Figure 1 compares the expected crop insurance guarantees for corn and soybeans compared to the budgeted total variable costs and cash rent for each crop. Unlike 2017 and 2018, corn will likely have a better safety net than soybeans this year. Given the budget assumptions, corn revenue protection insurance guarantee at the 75 percent coverage would have a deficit of $44/acre while coverage at the 80 percent level would be $13/acre below budgeted variable costs and cash rent.
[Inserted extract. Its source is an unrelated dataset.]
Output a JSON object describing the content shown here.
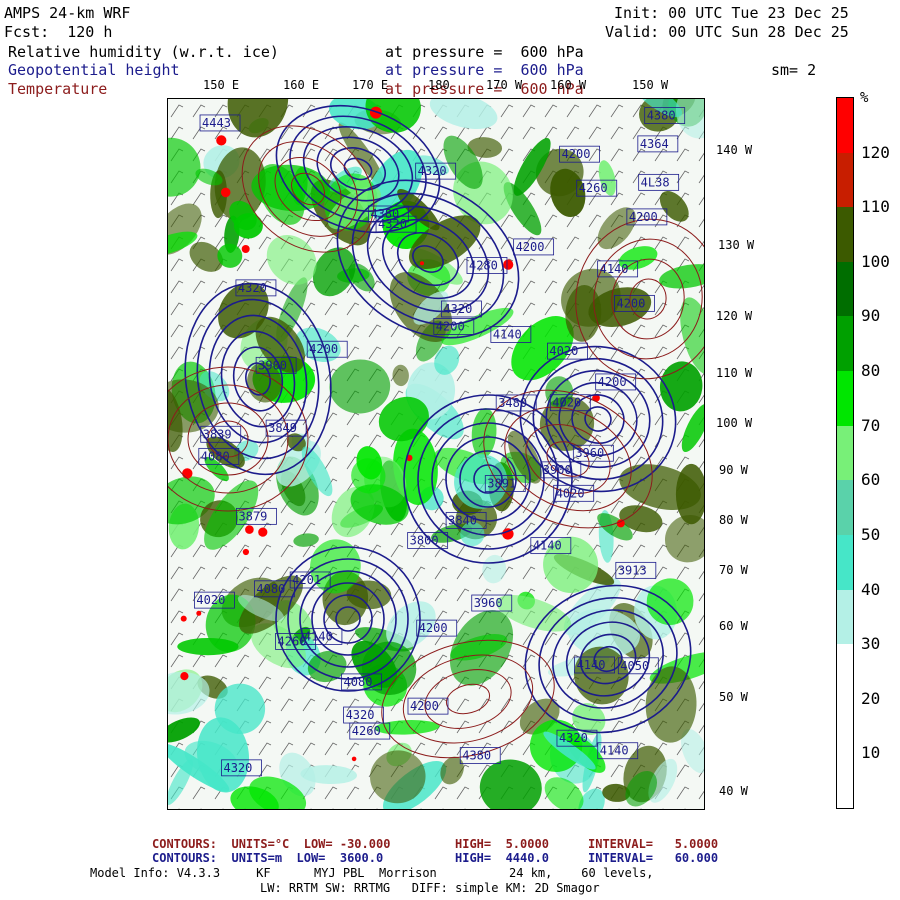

As managers consider the coverage levels purchased for 2019, first take stock of the farm business’s financial strength and the availability of working capital to absorb a loss. If the farm’s working capital is limited, managers may want to consider increasing coverage to protect the farm’s ability to cash flow this fall, if there is a yield loss or lower prices. Managers planning to sell grain at harvest should consider risk management tools to lock in a price before harvest. Another large U.S. corn and soybean crop in 2019 will contribute to lower fall prices and create profitability and cash flow challenges. The analysis in Figure 1 assumes APH yields of 185 and 55 bushels, respectively, for corn and soybeans. Total variable costs are budgeted at $409 per acre for corn and $267 per acre for soybeans. Rent is assumed to be $185 per acre for both crops.